Basically , the only thing that would make an RSP based prologue bigger than the RBP is a large list in USES.
Totally wrong. Please LOOK at this case:
option casemap:none
option frame:auto
OPTION STACKBASE:RSP
option win64:11
getSum proc public FRAME dest:ptr, src:ptr, val1 : qword, val2:qword
LOCAL myVar1 : qword
LOCAL myVar2 : qword
mov rax, 1
add rax, val1
mov myVar1, rax
add rax, val2
mov myVar2, rax
INVOKE sub1, dest, rdx, myVar1, myVar2
ret
getSum endp
decompiles to:
getSum:
000000013F5B181B mov qword ptr [rsp+8],rcx
000000013F5B1820 mov qword ptr [rsp+18h],r8
000000013F5B1825 mov qword ptr [rsp+20h],r9
000000013F5B182A sub rsp,38h
000000013F5B182E mov rax,1
000000013F5B1835 add rax,qword ptr [rsp+50h]
000000013F5B183A mov qword ptr [rsp+20h],rax
000000013F5B183F add rax,qword ptr [rsp+58h]
000000013F5B1844 mov qword ptr [rsp+28h],rax
000000013F5B1849 mov rcx,qword ptr [rsp+40h]
000000013F5B184E mov r8,qword ptr [rsp+20h]
000000013F5B1853 mov r9,qword ptr [rsp+28h]
000000013F5B1858 call 000000013F5B1800
000000013F5B185D add rsp,38h
000000013F5B1861 ret
TOTAL : 70 bytes
Now with:
option casemap:none
option frame:auto
option win64:2
getSum proc public FRAME dest:ptr, src:ptr, val1 : qword, val2:qword
LOCAL myVar1 : qword
LOCAL myVar2 : qword
mov dest, rcx
mov val1, r8
mov val2, r9
mov rax, 1
add rax, val1
mov myVar1, rax
add rax, val2
mov myVar2, rax
INVOKE sub1, dest, rdx, myVar1, myVar2
ret
getSum endp
decompiles to:
getSum:
000000013F5C1814 push rbp
000000013F5C1815 mov rbp,rsp
000000013F5C1818 sub rsp,30h
000000013F5C181C mov qword ptr [rbp+10h],rcx
000000013F5C1820 mov qword ptr [rbp+20h],r8
000000013F5C1824 mov qword ptr [rbp+28h],r9
000000013F5C1828 mov rax,1
000000013F5C182F add rax,qword ptr [rbp+20h]
000000013F5C1833 mov qword ptr [rbp-8],rax
000000013F5C1837 add rax,qword ptr [rbp+28h]

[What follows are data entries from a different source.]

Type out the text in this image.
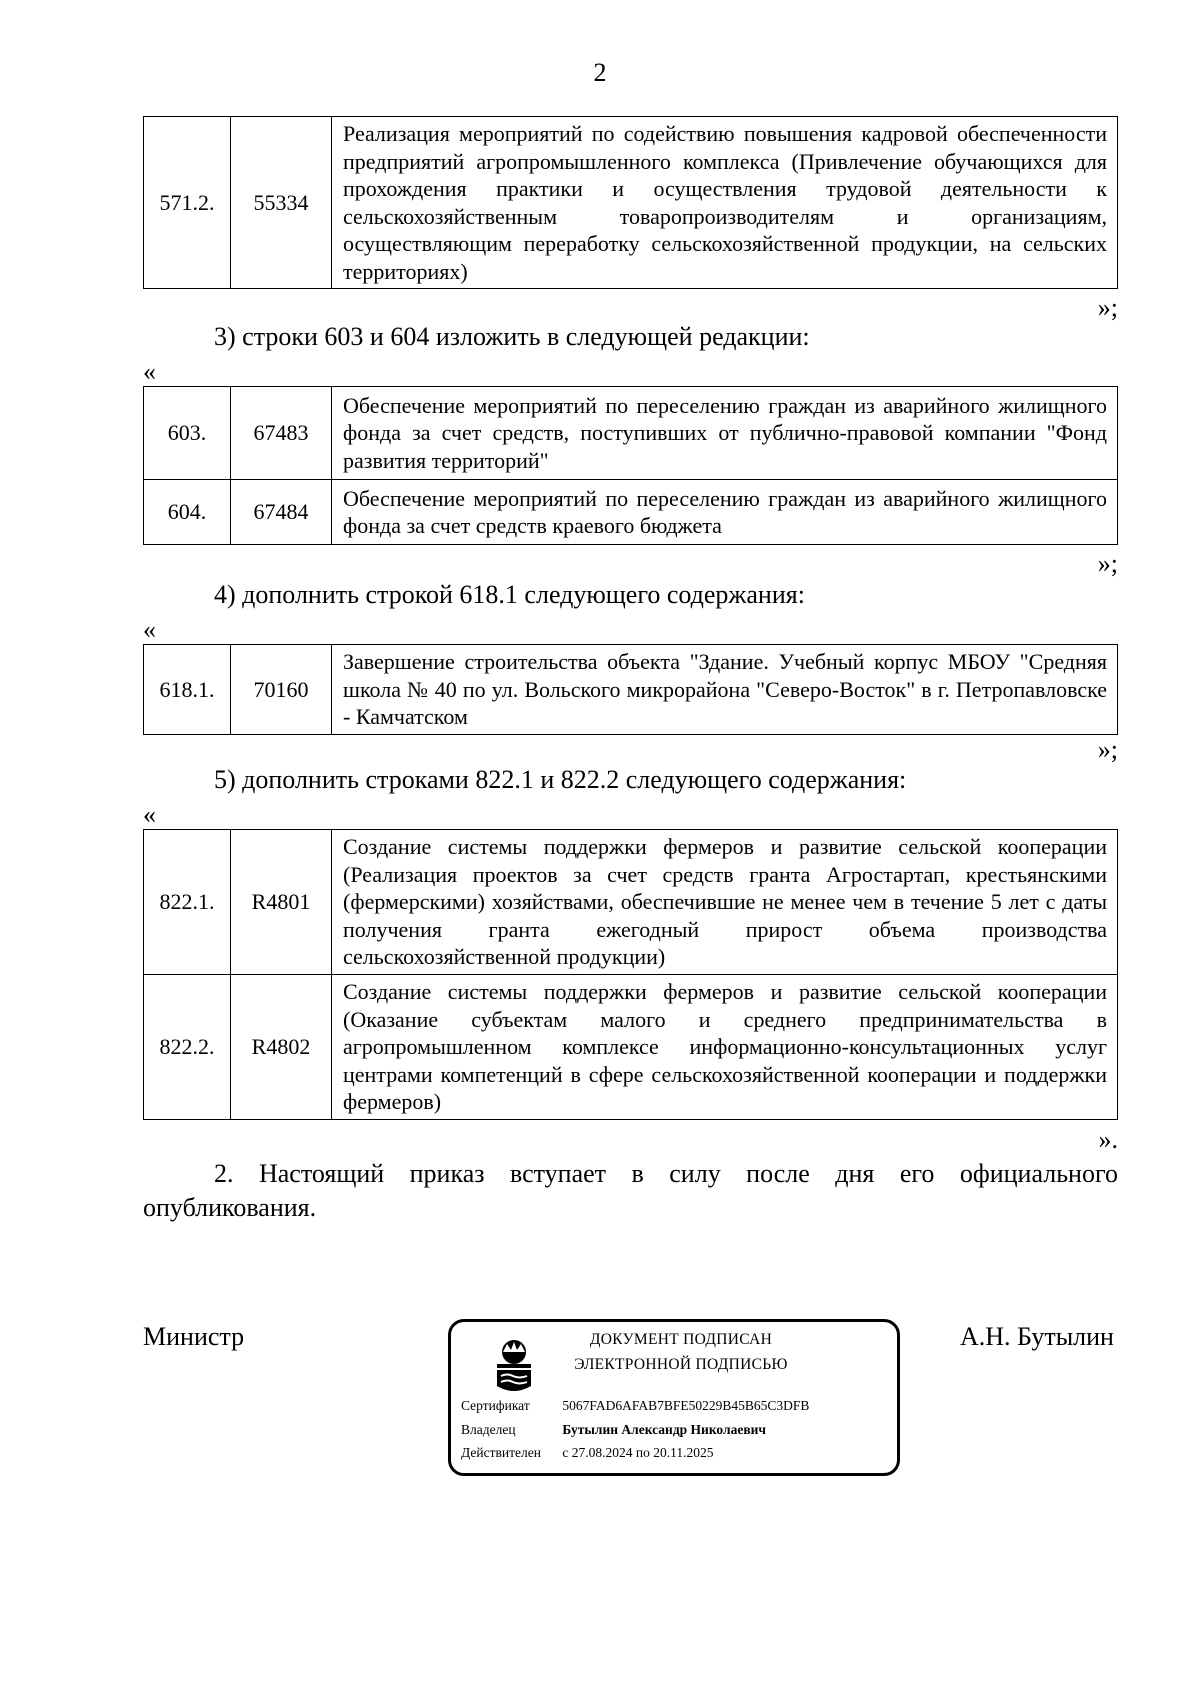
2
571.2.	55334	Реализация мероприятий по содействию повышения кадровой обеспеченности предприятий агропромышленного комплекса (Привлечение обучающихся для прохождения практики и осуществления трудовой деятельности к сельскохозяйственным товаропроизводителям и организациям, осуществляющим переработку сельскохозяйственной продукции, на сельских территориях)
»;
3) строки 603 и 604 изложить в следующей редакции:
«
603.	67483	Обеспечение мероприятий по переселению граждан из аварийного жилищного фонда за счет средств, поступивших от публично-правовой компании "Фонд развития территорий"
604.	67484	Обеспечение мероприятий по переселению граждан из аварийного жилищного фонда за счет средств краевого бюджета
»;
4) дополнить строкой 618.1 следующего содержания:
«
618.1.	70160	Завершение строительства объекта "Здание. Учебный корпус МБОУ "Средняя школа № 40 по ул. Вольского микрорайона "Северо-Восток" в г. Петропавловске - Камчатском
»;
5) дополнить строками 822.1 и 822.2 следующего содержания:
«
822.1.	R4801	Создание системы поддержки фермеров и развитие сельской кооперации (Реализация проектов за счет средств гранта Агростартап, крестьянскими (фермерскими) хозяйствами, обеспечившие не менее чем в течение 5 лет с даты получения гранта ежегодный прирост объема производства сельскохозяйственной продукции)
822.2.	R4802	Создание системы поддержки фермеров и развитие сельской кооперации (Оказание субъектам малого и среднего предпринимательства в агропромышленном комплексе информационно-консультационных услуг центрами компетенций в сфере сельскохозяйственной кооперации и поддержки фермеров)
».
2. Настоящий приказ вступает в силу после дня его официального опубликования.
Министр	А.Н. Бутылин
ДОКУМЕНТ ПОДПИСАН
ЭЛЕКТРОННОЙ ПОДПИСЬЮ
Сертификат 5067FAD6AFAB7BFE50229B45B65C3DFB
Владелец	Бутылин Александр Николаевич
Действителен с 27.08.2024 по 20.11.2025
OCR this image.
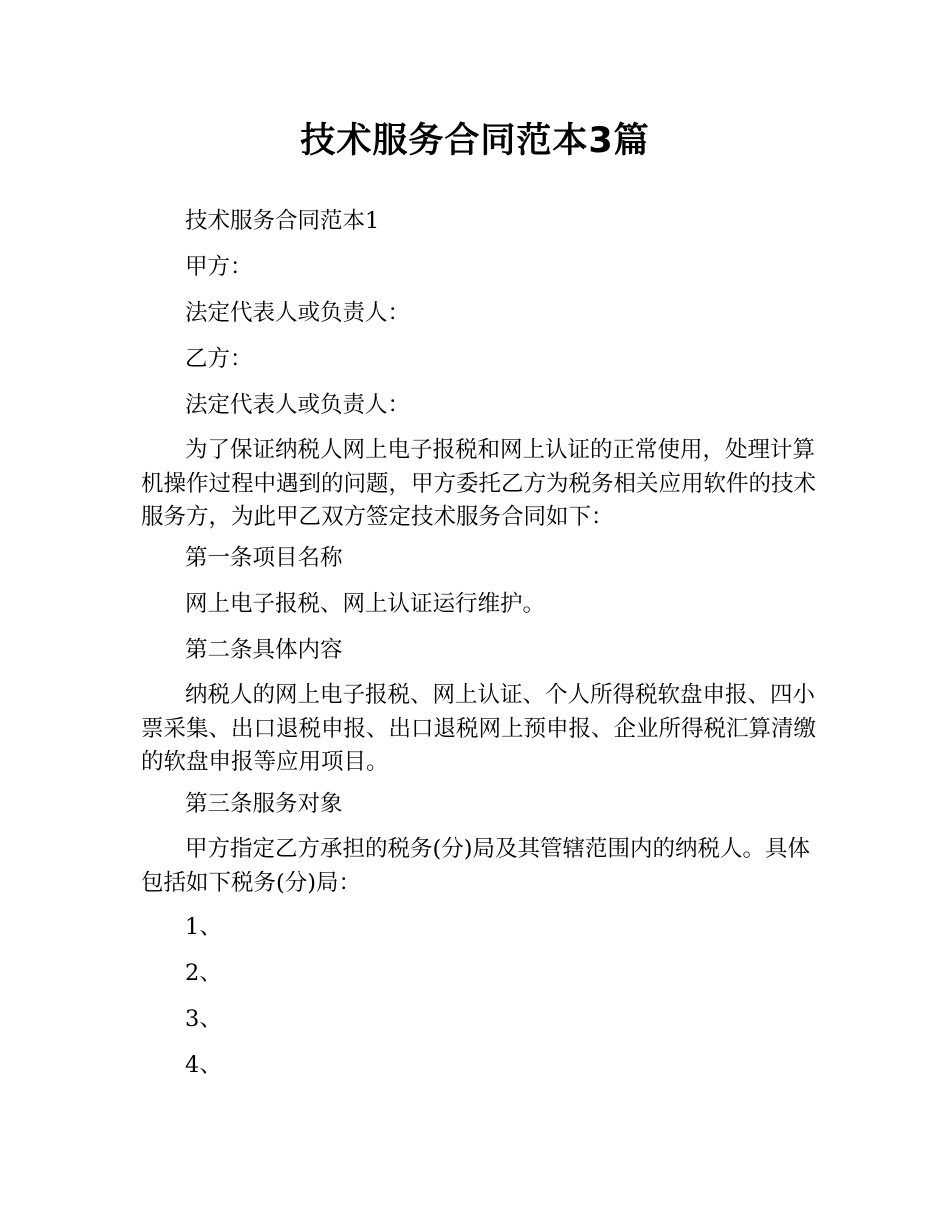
技术服务合同范本3篇
技术服务合同范本1
甲方：
法定代表人或负责人：
乙方：
法定代表人或负责人：
为了保证纳税人网上电子报税和网上认证的正常使用，处理计算机操作过程中遇到的问题，甲方委托乙方为税务相关应用软件的技术服务方，为此甲乙双方签定技术服务合同如下：
第一条项目名称
网上电子报税、网上认证运行维护。
第二条具体内容
纳税人的网上电子报税、网上认证、个人所得税软盘申报、四小票采集、出口退税申报、出口退税网上预申报、企业所得税汇算清缴的软盘申报等应用项目。
第三条服务对象
甲方指定乙方承担的税务(分)局及其管辖范围内的纳税人。具体包括如下税务(分)局：
1、
2、
3、
4、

000000013F5C183B mov qword ptr [rbp-10h],rax
000000013F5C183F mov rcx,qword ptr [rbp+10h]
000000013F5C1843 mov r8,qword ptr [rbp-8]
000000013F5C1847 mov r9,qword ptr [rbp-10h]
000000013F5C184B call 000000013F5C1800
000000013F5C1850 add rsp,30h
000000013F5C1854 pop rbp
000000013F5C1855 ret
TOTAL: 65 bytes.
Difference is "only" more 5 bytes for the OPTION STACKBASE:RSP alternative.
Move from memory to register and vice-versa use longer and slower instructions.
There is another problem, you can not dynamically allocate memory on the stack with the OPTION STACKBASE:RSP in use.